Зажав себя в тиски самоконтроля, миллиардер двинулся к подставке наподобие мольберта, что стояла у дальней стены. На ней было нечто, завешенное покровом из тончайшего шелка. Было глупейшей ошибкой держать артефакт не в сейфе с самого начала, но Блэкберну стала ненавистна мысль о том, чтобы запирать его, когда он нуждается в нем так часто. Прислуга получила строгие указания: никогда не снимать шелковый покров и не заглядывать под него. И Скотт знал, что может на горничную положиться; ему потребовался не один год, чтобы найти благонадежную, лишенную воображения и нелюбопытную служанку. Но вот та, первая судовая горничная — та, что покончила с собой, — должно быть, подняла покрывало. И теперь, если его подозрения верны и пресловутый Пендергаст охотится именно за этим, даже сейф не окажется достаточно надежным местом. Гостиничные сейфы печально известны тем, что их очень легко вскрыть, а судовые сейфы, даже самый большой из них, вероятно, мало чем отличаются в этом смысле. Они предназначены отпугивать мелких воришек, не более.

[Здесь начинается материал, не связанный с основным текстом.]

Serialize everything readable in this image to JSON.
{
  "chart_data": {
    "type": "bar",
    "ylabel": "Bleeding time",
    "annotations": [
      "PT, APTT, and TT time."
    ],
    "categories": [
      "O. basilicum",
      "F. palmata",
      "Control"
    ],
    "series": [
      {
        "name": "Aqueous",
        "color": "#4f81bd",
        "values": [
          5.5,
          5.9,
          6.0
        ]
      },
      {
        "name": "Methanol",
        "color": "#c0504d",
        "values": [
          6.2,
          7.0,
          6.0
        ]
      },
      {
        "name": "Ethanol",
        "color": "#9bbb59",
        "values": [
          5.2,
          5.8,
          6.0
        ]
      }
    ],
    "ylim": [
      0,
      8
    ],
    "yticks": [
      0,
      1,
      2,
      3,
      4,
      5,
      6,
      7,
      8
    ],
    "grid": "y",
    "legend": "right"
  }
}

Ему придется найти лучший тайник. Тщательно избегая смотреть на артефакт, Блэкберн осторожно снял шелковую завесу и поместил предмет в центр комнаты. С ритуальным почтением выставил на большой серебряный поднос тридцать шесть масляных свечей и положил перед объектом, чтобы лучше его осветить. По-прежнему отводя глаза, поместил несколько ароматических палочек для воскурения фимиама в две искусно гравированные золотые кадильницы по обеим сторонам предмета.
Масляные свечи замерцали, наполняя комнату пляшущим золотистым светом. Блэкберн выложил перед свечами стеганый шелковый коврик и уселся на него в позе лотоса. Закрыв глаза, Скотт принялся монотонно бубнить нараспев. Это был странный, низкий, гудящий речитатив, который внимательный слушатель воспринял бы как последовательность одних и тех же странных звуков, следующих друг за другом, без начала и конца. Теплый, животный запах масляных свечей наполнял воздух, и временами монотонность пения исчезала, воспроизводя тибетский сигит [39] , — им так славились монахи, у которых он проходил обучение.
После получаса ритуальных песнопений три недруга ушли, покорились. Сознание Блэкберна, освобожденное от ненависти и вожделения, стало готово к восприятию. Он резко открыл глаза — очень широко — и уставился на озаренный пламенем свечей предмет.
Казалось, последовал удар током. Мускулы напряглись, вздулись жилы на шее, запульсировала кровь в сонной артерии. Но голос при этом ни на секунду не дрогнул и песнопение не прервалось. Напротив, оно ускорилось и перешло в более высокие регистры, достигая таких силы и напряженности, которые не имели ничего общего с нормальными тонами человеческого голоса.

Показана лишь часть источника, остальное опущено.